TL;DR

If inner join columns have the same name, then use on parameter.
If join columns are different, then drop the redundant column after join.

Schema of a Spark join

Joining 2 Spark dataframes will combine columns from both, including the join columns. This requires an additional cleanup step after the join.

df_a = spark.createDataFrame([(1, 'A')], 'id:int,a_name:string')
df_b = spark.createDataFrame([(1, 'B')], 'id:int,b_name:string')
df_a.join(df_b, df_a.id == df_b.id).printSchema()
"""root
 |-- id: integer (nullable = true)
 |-- a_name: string (nullable = true)
 |-- id: integer (nullable = true)         <----- TODO clean up
 |-- b_name: string (nullable = true)"""

df_a = spark.createDataFrame([(1, 'A')], 'a_id:int,a_name:string')
df_b = spark.createDataFrame([(1, 'B')], 'b_id:int,b_name:string')
df_a.join(df_b, df_a.a_id == df_b.b_id).printSchema()
"""root
 |-- a_id: integer (nullable = true)
 |-- a_name: string (nullable = true)
 |-- b_id: integer (nullable = true)       <----- TODO clean up
 |-- b_name: string (nullable = true)"""

Join clean code

Following is how to make the additional step as clean as possible:

If inner join columns have the same name, then use on parameter. The result will contain de-duplicated join columns and no cleanup is needed.

df_a = spark.createDataFrame([(1, 'A')], 'id:int,a_name:string')
df_b = spark.createDataFrame([(1, 'B')], 'id:int,b_name:string')
df_a.join(df_b, on="id").printSchema()
"""root
|-- id: integer (nullable = true)
|-- a_name: string (nullable = true)
|-- b_name: string (nullable = true)"""

If join columns are different, then drop the redundant column(s) after join.

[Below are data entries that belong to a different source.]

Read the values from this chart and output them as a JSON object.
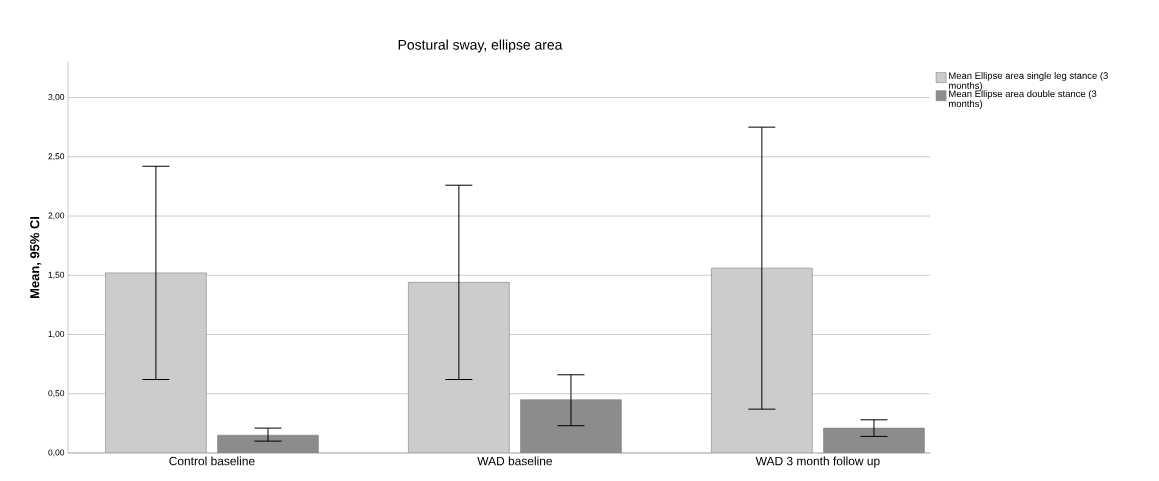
{
  "chart_data": {
    "type": "bar",
    "title": "Postural sway, ellipse area",
    "ylabel": "Mean, 95% CI",
    "categories": [
      "Control baseline",
      "WAD baseline",
      "WAD 3 month follow up"
    ],
    "series": [
      {
        "name": "Mean Ellipse area single leg stance (3 months)",
        "color": "#cccccc",
        "values": [
          1.52,
          1.44,
          1.56
        ],
        "errors": [
          [
            0.62,
            2.42
          ],
          [
            0.62,
            2.26
          ],
          [
            0.37,
            2.75
          ]
        ]
      },
      {
        "name": "Mean Ellipse area double stance (3 months)",
        "color": "#8c8c8c",
        "values": [
          0.15,
          0.45,
          0.21
        ],
        "errors": [
          [
            0.1,
            0.21
          ],
          [
            0.23,
            0.66
          ],
          [
            0.14,
            0.28
          ]
        ]
      }
    ],
    "ylim": [
      0,
      3.3
    ],
    "yticks": [
      {
        "value": 0,
        "label": "0,00"
      },
      {
        "value": 0.5,
        "label": "0,50"
      },
      {
        "value": 1,
        "label": "1,00"
      },
      {
        "value": 1.5,
        "label": "1,50"
      },
      {
        "value": 2,
        "label": "2,00"
      },
      {
        "value": 2.5,
        "label": "2,50"
      },
      {
        "value": 3,
        "label": "3,00"
      }
    ],
    "grid": "y",
    "legend": "top right"
  }
}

df_a = spark.createDataFrame([(1, 'A')], 'a_id:int,a_name:string')
df_b = spark.createDataFrame([(1, 'B')], 'b_id:int,b_name:string')
df_a.join(df_b, df_a.a_id == df_b.b_id).𝐝𝐫𝐨𝐩("𝐛_𝐢𝐝").printSchema()
"""root
|-- a_id: integer (nullable = true)
|-- a_name: string (nullable = true)
|-- b_name: string (nullable = true)"""

Last modified on 2024-01-13